Although thrilled, Mr. Militana knew he still had unfinished business.

“I wanted Marlena back in my life, to stay,” he said. “When I saw how wonderfully we got along that weekend, and how our personalities meshed so well, I knew I wanted to marry her.”

Three weeks later, he visited her in Washington and brought along a lifetime plan.

“We had a really serious talk, and he told me how much he wanted our relationship to work,” she said. “It was a very sweet, very romantic talk. And I told him I felt the same way.”

They dated long-distance for 15 months before Mr. Militana became Dr. Militana, receiving a medical degree in June. Later that month, they moved to Chicago, where he had begun his anesthesiology residency. “Marlena has made a huge sacrifice for me,” he said. “She had a great life in Washington, and now we’re in Chicago, where the only support system we have is each other.”

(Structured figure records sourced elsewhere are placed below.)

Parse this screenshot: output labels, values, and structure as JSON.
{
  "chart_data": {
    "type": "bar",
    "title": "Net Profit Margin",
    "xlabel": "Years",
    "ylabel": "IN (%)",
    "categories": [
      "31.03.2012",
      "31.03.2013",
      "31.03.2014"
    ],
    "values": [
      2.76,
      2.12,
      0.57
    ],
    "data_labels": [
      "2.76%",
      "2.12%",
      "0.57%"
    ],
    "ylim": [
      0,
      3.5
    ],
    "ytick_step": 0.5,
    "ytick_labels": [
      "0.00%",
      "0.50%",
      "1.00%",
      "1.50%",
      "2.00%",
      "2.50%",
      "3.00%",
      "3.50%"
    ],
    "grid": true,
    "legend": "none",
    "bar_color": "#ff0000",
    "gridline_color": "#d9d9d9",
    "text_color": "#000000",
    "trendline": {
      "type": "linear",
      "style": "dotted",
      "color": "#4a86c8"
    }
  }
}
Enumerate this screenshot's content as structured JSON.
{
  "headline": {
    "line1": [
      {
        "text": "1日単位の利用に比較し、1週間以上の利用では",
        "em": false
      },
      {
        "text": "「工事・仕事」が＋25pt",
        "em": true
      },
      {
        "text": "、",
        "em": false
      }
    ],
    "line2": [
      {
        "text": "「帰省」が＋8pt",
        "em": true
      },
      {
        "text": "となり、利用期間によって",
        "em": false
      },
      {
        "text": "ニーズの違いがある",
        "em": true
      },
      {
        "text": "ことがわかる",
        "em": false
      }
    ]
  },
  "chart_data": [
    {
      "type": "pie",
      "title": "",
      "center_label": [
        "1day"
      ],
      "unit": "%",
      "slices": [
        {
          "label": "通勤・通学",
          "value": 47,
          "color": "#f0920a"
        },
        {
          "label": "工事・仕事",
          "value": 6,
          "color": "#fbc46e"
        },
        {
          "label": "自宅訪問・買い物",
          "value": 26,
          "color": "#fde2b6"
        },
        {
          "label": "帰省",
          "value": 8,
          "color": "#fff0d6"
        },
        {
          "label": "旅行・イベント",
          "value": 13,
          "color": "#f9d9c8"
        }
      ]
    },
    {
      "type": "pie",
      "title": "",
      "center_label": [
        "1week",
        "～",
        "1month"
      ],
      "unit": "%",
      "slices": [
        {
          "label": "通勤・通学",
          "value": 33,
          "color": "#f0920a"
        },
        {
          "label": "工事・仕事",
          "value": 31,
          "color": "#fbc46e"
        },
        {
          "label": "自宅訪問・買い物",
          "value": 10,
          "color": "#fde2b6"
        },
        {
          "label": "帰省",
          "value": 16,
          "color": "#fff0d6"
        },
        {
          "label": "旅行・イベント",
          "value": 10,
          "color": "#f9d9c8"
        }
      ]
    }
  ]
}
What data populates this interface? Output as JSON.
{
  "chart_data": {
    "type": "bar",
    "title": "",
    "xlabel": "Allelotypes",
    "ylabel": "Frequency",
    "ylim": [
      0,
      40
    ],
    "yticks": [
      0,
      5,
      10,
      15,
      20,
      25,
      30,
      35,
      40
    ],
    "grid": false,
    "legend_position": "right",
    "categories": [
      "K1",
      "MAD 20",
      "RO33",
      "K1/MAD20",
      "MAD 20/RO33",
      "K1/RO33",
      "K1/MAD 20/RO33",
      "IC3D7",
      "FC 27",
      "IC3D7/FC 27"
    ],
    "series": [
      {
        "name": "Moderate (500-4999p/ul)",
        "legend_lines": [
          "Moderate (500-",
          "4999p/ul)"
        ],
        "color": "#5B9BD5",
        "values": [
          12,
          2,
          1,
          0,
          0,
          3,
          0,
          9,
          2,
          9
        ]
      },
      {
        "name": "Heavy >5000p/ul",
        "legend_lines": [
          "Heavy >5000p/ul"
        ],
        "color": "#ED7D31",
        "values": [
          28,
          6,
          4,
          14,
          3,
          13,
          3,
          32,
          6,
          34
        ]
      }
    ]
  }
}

On Ms. Baldacci’s last day in “The Situation Room With Wolf Blitzer,” the show’s host wished her an on-air goodbye. “That meant so much to me, because I know how happy my co-workers and other friends and family are for me and Ryan,” she said.

Heidi Nichols-Baldacci, the bride’s mother, who is a registered nurse at Massachusetts General Hospital in Boston, said she was completely unaware of her daughter’s first go-round with Dr. Militana. “And I have no idea how it even happened, because I was strict,” she said. “Marlena didn’t listen to the rules that time, but it was a good thing.”

That sentiment was echoed by the groom’s father, Dr. Charles Militana, who is an anesthesiologist in New York and an assistant professor of anesthesiology at Hofstra Northwell School of Medicine.

“Marlena has brought out a contentedness in Ryan that I hadn’t seen in a while,” he said. “She seems to enhance his positive qualities.”

They were married Oct. 15 by the Rev. Anita Lofgren Chung, a retired Lutheran minister, during a brief ceremony at the Langham Hotel in Boston. About 130 guests gathered inside the Esplanade, a room overlooking Post Office Square, a park where the couple had posed for their wedding photos while basking in the sunshine of a crisp fall morning.

Pachelbel’s Canon in D played on a keyboard as the bride walked down the aisle. And as the sun began to set beyond a giant glass wall of the Esplanade, crystal lanterns on both sides of the aisle shined a guiding light upon the bride’s path to her waiting groom.

“You met while you were taking driving lessons, not the most romantic place,” the Rev. Lofgren Chung said. “But when you learn to drive a car, you have to learn a lot of rules. In marriage there are also rules: faithfulness, respect for each other, love and friendship.”

On their latest adventure, they’ll abide by those rules in Chicago, where Ms. Baldacci recently made a post-wedding trip to the Department of Motor Vehicles. “BaldacciMilitana looks real good, especially on my new driver’s license,” she said.